Re: [PATCH] thermal: core: Add a back up thermal shutdown mechanism

From: Grygorii Strashko
Date: Wed Apr 12 2017 - 13:08:29 EST




On 04/12/2017 11:44 AM, Keerthy wrote:
>
>
> On Wednesday 12 April 2017 10:01 PM, Grygorii Strashko wrote:
>>
>>
>> On 04/12/2017 10:44 AM, Eduardo Valentin wrote:
>>> Hello,
>>>
>> ...
>>
>>>
>>> I agree. But there it nothing that says it is not reenterable. If you
>>> saw something in this line, can you please share?
>>>
>>>>>> will you generate a patch to do this?
>>>>> Sure. I will generate a patch to take care of 1) To make sure that
>>>>> orderly_poweroff is called only once right away. I have already
>>>>> tested.
>>>>>
>>>>> for 2) Cancel all the scheduled work queues to monitor the
>>>>> temperature.
>>>>> I will take some more time to make it and test.
>>>>>
>>>>> Is that okay? Or you want me to send both together?
>>>>>
>>>> I think you can send patch for step 1 first.
>>>
>>> I am happy to see that Keerthy found the problem with his setup and a
>>> possible solution. But I have a few concerns here.
>>>
>>> 1. If regular shutdown process takes 10seconds, that is a ballpark that
>>> thermal should never wait. orderly_poweroff() calls run_cmd() with wait
>>> flag set. That means, if regular userland shutdown takes 10s, we are
>>> waiting for it. Obviously this not acceptable. Specially if you setup
>>> critical trip to be 125C. Now, if you properly size the critical trip to
>>> fire before hotspot really reach 125C, for 10s (or the time it takes to
>>> shutdown), then fine. But based on what was described in this thread,
>>> his system is waiting 10s on regular shutdown, and his silicon is on
>>> out-of-spec temperature for 10s, which is wrong.
>>>
>>> 2. The above scenario is not acceptable in a long run, specially from a
>>> reliability perspective. If orderly_poweroff() has a possibility to
>>> simply never return (or take too long), I would say the thermal
>>> subsystem is using the wrong API.

^ this question just repeat everything which was already discussed in
previous versions of this patch - orderly_poweroff() is not good for critical shutdown/poweroff,
but what to use instead?


>>>
>>
>>
>> Hh, I do not see that orderly_poweroff() will wait for anything now:
>> void orderly_poweroff(bool force)
>> {
>> if (force) /* do not override the pending "true" */
>> poweroff_force = true;
>> schedule_work(&poweroff_work);
>> ^^^^^^^ async call. even here can be pretty big delay if system is under pressure
>> }
>>
>>
>> static int __orderly_poweroff(bool force)
>> {
>> int ret;
>>
>> ret = run_cmd(poweroff_cmd);
>
> When i tried with multiple orderly_poweroff calls ret was always 0.
> So every 250mS i see this ret = 0.
>
>> ^^^^ no wait for the process - only for exec. flags == UMH_WAIT_EXEC
>>
>> if (ret && force) {
>
> So it never entered this path. ret = 0 so if is not executed.

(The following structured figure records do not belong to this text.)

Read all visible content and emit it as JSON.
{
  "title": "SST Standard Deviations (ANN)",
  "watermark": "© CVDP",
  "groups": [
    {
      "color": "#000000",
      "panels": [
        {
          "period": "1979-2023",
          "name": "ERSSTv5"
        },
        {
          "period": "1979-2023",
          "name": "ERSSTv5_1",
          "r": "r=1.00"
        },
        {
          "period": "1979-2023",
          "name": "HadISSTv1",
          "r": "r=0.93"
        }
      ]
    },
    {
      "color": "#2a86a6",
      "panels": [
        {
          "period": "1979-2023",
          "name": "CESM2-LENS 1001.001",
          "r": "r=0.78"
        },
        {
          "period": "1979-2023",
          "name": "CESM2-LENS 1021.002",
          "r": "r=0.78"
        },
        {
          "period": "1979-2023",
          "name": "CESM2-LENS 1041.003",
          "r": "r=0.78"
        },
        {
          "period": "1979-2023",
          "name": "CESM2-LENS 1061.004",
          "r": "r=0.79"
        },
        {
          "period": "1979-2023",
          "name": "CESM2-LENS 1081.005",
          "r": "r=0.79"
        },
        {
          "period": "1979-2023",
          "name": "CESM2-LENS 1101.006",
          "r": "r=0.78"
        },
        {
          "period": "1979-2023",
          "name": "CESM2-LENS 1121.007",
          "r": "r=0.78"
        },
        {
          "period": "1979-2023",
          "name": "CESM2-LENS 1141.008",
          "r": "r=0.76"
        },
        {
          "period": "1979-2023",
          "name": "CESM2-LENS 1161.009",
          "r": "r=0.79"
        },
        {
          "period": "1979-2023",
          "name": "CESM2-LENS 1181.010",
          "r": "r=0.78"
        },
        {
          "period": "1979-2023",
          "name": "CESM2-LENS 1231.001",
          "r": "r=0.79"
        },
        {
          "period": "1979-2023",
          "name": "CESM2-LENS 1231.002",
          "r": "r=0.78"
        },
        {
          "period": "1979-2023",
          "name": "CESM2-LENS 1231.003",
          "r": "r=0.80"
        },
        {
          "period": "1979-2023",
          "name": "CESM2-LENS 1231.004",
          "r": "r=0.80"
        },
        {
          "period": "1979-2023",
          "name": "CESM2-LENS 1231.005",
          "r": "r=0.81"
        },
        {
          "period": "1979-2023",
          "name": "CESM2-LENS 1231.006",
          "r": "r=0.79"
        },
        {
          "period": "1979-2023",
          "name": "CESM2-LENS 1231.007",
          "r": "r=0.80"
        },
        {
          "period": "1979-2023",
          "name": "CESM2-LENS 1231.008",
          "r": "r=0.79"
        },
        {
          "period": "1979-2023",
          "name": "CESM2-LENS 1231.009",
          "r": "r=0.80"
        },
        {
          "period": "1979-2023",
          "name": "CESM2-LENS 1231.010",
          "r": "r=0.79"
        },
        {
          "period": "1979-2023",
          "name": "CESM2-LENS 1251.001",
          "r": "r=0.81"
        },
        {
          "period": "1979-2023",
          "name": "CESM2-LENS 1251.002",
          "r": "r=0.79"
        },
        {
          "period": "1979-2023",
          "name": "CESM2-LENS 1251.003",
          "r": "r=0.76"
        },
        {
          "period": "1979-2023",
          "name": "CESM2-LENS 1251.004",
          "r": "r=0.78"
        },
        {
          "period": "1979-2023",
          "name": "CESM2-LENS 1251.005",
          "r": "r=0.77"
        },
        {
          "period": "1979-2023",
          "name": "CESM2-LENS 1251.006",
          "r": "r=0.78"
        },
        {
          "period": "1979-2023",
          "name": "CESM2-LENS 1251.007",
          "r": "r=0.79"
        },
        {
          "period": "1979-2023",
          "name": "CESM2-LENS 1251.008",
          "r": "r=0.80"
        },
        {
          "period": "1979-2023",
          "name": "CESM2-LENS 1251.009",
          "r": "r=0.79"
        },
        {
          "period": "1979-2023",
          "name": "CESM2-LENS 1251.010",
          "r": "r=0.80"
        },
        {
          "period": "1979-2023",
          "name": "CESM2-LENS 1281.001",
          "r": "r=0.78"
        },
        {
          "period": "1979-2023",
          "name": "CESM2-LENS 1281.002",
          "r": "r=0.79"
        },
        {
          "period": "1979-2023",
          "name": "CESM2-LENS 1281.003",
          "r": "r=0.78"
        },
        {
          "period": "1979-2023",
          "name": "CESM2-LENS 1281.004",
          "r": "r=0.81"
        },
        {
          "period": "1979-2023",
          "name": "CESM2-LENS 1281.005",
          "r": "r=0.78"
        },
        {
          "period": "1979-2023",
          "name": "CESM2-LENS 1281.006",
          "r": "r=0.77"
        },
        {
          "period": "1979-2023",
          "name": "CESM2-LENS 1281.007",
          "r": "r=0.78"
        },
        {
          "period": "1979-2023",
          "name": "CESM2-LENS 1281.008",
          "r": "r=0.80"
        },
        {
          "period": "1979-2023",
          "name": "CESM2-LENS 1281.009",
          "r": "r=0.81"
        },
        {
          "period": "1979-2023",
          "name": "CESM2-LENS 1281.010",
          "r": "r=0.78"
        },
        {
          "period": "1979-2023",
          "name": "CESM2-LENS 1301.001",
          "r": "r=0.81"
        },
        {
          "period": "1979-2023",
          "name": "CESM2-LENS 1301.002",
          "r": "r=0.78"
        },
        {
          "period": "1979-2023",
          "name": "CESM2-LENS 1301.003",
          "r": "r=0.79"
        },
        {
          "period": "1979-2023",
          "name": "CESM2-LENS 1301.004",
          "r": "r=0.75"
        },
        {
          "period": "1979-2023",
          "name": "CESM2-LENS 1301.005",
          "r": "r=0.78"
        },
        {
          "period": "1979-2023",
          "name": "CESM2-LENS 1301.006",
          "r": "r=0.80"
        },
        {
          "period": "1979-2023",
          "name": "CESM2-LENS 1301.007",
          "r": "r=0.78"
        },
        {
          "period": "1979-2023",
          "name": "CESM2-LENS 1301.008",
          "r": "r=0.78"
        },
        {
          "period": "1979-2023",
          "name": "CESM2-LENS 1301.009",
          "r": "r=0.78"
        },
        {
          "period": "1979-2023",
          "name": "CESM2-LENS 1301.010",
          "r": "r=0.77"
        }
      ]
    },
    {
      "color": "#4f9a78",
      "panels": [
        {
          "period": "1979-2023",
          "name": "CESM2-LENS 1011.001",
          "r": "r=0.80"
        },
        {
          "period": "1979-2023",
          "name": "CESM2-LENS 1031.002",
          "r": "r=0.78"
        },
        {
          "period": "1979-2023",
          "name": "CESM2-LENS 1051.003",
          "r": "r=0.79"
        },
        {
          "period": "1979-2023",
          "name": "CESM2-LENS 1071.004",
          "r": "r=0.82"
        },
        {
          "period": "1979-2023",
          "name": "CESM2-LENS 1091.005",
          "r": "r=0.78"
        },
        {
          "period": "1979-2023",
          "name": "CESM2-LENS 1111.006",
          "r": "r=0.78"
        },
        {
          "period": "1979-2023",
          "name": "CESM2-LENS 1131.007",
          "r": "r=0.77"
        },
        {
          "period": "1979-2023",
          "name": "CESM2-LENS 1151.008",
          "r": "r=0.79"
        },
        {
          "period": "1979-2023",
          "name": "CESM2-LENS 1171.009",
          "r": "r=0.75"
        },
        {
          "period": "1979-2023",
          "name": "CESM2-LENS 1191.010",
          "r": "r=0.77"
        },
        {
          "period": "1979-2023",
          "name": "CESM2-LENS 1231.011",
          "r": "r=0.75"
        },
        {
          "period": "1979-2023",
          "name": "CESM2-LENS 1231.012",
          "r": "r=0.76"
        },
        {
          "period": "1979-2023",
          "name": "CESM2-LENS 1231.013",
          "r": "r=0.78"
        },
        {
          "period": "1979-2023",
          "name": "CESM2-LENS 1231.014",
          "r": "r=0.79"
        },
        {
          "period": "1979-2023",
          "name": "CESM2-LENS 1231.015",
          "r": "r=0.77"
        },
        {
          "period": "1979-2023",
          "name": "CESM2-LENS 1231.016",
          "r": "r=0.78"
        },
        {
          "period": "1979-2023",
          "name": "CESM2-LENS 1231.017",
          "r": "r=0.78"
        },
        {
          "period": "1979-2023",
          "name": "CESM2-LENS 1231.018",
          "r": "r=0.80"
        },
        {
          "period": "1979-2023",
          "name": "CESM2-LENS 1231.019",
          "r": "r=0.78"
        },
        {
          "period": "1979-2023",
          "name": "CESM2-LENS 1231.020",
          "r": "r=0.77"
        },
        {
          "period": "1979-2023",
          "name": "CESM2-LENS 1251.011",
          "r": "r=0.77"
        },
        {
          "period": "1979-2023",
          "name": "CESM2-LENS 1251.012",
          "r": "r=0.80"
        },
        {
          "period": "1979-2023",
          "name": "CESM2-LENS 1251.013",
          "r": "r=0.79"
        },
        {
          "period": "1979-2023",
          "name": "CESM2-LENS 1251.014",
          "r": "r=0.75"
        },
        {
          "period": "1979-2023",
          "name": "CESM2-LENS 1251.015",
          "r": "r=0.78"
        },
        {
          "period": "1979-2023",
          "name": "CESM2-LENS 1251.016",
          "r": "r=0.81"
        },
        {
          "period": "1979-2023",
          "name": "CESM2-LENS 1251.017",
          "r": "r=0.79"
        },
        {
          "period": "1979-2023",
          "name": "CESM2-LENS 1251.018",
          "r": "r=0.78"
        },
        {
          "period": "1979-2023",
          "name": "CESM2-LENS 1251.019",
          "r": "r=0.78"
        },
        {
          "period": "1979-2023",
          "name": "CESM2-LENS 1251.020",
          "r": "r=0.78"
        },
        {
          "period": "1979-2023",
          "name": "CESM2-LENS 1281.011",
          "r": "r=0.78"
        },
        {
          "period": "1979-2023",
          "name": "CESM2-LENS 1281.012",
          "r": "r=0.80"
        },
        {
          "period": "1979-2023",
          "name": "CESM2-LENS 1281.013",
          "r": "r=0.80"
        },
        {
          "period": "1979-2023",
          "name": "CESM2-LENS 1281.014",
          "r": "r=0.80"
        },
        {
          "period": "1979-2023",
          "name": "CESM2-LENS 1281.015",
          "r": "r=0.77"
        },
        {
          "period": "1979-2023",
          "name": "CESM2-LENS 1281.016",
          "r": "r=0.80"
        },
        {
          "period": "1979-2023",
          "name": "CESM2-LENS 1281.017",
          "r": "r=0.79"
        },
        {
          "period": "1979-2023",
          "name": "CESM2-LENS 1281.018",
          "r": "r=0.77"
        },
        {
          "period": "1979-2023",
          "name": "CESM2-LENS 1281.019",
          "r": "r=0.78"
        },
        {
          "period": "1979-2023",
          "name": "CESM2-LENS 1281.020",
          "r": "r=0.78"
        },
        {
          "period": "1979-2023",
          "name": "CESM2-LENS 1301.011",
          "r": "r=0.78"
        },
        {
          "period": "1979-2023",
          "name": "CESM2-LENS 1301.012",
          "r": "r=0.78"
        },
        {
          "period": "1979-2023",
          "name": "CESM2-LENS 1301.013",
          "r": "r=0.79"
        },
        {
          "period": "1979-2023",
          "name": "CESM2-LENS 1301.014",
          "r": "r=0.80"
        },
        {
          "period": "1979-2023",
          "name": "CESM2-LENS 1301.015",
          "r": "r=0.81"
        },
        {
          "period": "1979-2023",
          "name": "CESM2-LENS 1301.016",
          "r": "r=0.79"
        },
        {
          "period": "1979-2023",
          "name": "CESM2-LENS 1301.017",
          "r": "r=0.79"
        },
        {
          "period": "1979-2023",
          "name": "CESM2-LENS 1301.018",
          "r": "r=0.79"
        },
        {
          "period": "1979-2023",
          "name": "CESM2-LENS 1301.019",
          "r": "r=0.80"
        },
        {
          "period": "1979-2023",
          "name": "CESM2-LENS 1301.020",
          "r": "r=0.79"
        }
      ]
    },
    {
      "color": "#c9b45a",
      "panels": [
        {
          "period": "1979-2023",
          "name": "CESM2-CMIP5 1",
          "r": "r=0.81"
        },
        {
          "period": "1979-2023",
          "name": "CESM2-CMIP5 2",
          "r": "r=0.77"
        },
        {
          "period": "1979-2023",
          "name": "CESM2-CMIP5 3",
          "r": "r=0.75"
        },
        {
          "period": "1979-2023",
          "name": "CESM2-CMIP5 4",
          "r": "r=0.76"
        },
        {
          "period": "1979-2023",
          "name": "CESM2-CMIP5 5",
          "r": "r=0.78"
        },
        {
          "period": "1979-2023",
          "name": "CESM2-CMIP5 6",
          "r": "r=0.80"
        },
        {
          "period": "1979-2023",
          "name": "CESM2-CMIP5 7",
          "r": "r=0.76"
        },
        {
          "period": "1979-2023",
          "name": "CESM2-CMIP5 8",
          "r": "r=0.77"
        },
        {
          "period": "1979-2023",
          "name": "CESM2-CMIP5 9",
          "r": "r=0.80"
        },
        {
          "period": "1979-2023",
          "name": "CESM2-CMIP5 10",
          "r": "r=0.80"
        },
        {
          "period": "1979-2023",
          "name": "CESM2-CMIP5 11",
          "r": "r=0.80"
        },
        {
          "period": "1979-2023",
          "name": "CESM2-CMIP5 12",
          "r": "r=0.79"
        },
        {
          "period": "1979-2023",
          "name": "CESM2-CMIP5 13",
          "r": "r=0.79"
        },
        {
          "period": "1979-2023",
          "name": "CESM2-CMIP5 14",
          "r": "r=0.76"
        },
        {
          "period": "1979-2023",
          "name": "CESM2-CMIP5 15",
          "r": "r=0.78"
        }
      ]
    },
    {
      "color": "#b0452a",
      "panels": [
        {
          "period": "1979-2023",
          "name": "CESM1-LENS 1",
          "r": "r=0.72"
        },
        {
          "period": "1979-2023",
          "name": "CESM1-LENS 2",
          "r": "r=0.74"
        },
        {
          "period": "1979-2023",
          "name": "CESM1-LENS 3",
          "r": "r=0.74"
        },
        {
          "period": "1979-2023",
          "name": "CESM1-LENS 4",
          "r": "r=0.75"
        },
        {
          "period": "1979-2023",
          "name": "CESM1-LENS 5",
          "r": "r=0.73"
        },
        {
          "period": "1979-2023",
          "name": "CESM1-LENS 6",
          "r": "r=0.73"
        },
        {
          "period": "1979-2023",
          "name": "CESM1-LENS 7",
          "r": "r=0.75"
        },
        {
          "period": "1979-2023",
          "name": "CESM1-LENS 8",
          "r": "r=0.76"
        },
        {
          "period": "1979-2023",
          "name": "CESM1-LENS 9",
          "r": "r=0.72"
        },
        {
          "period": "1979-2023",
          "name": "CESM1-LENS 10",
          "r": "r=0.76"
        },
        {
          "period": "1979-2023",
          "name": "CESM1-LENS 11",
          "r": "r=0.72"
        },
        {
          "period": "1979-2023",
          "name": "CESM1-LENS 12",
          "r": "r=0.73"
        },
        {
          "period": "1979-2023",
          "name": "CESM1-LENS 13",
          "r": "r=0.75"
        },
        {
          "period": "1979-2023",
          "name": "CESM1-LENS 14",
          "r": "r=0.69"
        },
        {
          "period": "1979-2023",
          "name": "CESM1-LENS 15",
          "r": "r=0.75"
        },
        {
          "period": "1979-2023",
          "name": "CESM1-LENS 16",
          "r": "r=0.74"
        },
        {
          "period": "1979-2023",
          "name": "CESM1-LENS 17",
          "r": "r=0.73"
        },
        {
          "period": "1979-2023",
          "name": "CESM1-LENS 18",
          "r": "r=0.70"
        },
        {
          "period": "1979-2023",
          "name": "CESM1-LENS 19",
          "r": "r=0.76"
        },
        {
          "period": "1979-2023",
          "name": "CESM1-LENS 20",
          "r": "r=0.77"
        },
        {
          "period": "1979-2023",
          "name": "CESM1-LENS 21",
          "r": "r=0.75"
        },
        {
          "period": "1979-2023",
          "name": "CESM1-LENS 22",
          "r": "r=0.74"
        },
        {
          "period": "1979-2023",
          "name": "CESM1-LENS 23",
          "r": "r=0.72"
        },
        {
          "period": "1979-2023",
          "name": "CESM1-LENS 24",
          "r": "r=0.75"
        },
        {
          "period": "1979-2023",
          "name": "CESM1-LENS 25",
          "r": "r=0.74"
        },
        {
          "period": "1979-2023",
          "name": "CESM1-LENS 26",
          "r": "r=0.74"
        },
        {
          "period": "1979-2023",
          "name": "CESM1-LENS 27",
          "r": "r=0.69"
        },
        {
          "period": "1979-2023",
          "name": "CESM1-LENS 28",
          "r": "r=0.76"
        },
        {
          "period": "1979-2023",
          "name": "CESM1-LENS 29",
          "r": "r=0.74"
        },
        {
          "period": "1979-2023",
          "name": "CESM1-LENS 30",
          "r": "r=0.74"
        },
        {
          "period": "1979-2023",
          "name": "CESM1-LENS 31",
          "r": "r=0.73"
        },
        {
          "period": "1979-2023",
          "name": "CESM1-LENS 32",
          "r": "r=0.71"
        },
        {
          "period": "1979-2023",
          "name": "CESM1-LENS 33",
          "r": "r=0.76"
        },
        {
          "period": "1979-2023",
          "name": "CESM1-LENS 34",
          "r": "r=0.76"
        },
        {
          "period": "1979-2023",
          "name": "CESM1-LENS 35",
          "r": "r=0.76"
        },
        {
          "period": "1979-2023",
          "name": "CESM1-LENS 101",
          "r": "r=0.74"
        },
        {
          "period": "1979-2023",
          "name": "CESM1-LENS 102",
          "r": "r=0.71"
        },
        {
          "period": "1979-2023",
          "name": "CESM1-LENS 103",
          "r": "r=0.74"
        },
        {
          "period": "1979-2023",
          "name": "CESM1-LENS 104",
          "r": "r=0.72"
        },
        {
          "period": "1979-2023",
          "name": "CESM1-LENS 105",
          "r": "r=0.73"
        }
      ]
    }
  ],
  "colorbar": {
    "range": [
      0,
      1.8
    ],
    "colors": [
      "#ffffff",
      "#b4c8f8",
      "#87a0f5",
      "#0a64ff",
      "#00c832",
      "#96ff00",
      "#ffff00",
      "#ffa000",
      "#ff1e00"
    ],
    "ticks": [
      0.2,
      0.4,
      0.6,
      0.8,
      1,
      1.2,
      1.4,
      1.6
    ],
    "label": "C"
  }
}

correct, because exec can find poweroff tool and start it, so you,
most probably, have bunch of this tool instance running in parallel (some of them can fail or block)
Issue 1 - you've sent fix for is actual :).

Again, thermal has no control of power off process once run_cmd() is returned,
and it do not know what US poweroff binary is doing and how much time can it take
(which include disks maintenance - loooong delay).

>
>> pr_warn("Failed to start orderly shutdown: forcing the issue\n");
>>
>> /*
>> * I guess this should try to kick off some daemon to sync and
>> * poweroff asap. Or not even bother syncing if we're doing an
>> * emergency shutdown?
>> */
>> emergency_sync();
>> kernel_power_off();
>> ^^^ force power off, but only if run_cmd() failed - for example /sbin/poweroff doesn't exist
>> }
>>
>> return ret;
>> }
>>
>> static bool poweroff_force;
>>
>> static void poweroff_work_func(struct work_struct *work)
>> {
>> __orderly_poweroff(poweroff_force);
>> }
>>
>> As result thermal has no control of power off any more after calling orderly_poweroff() and can get the result
>> of US poweroff binary execution.
>>
>>>
>>> If you are going to implement the above two patches, keep in mind:
>>> i. At least within the thermal subsystem, you need to take care of all
>>> zones that could trigger a shutdown.
>>> ii. serializing the calls to orderly_poweroff() seams to be more
>>> concerning than cancelling all monitoring.
>>>
>>>
>>

--
regards,
-grygorii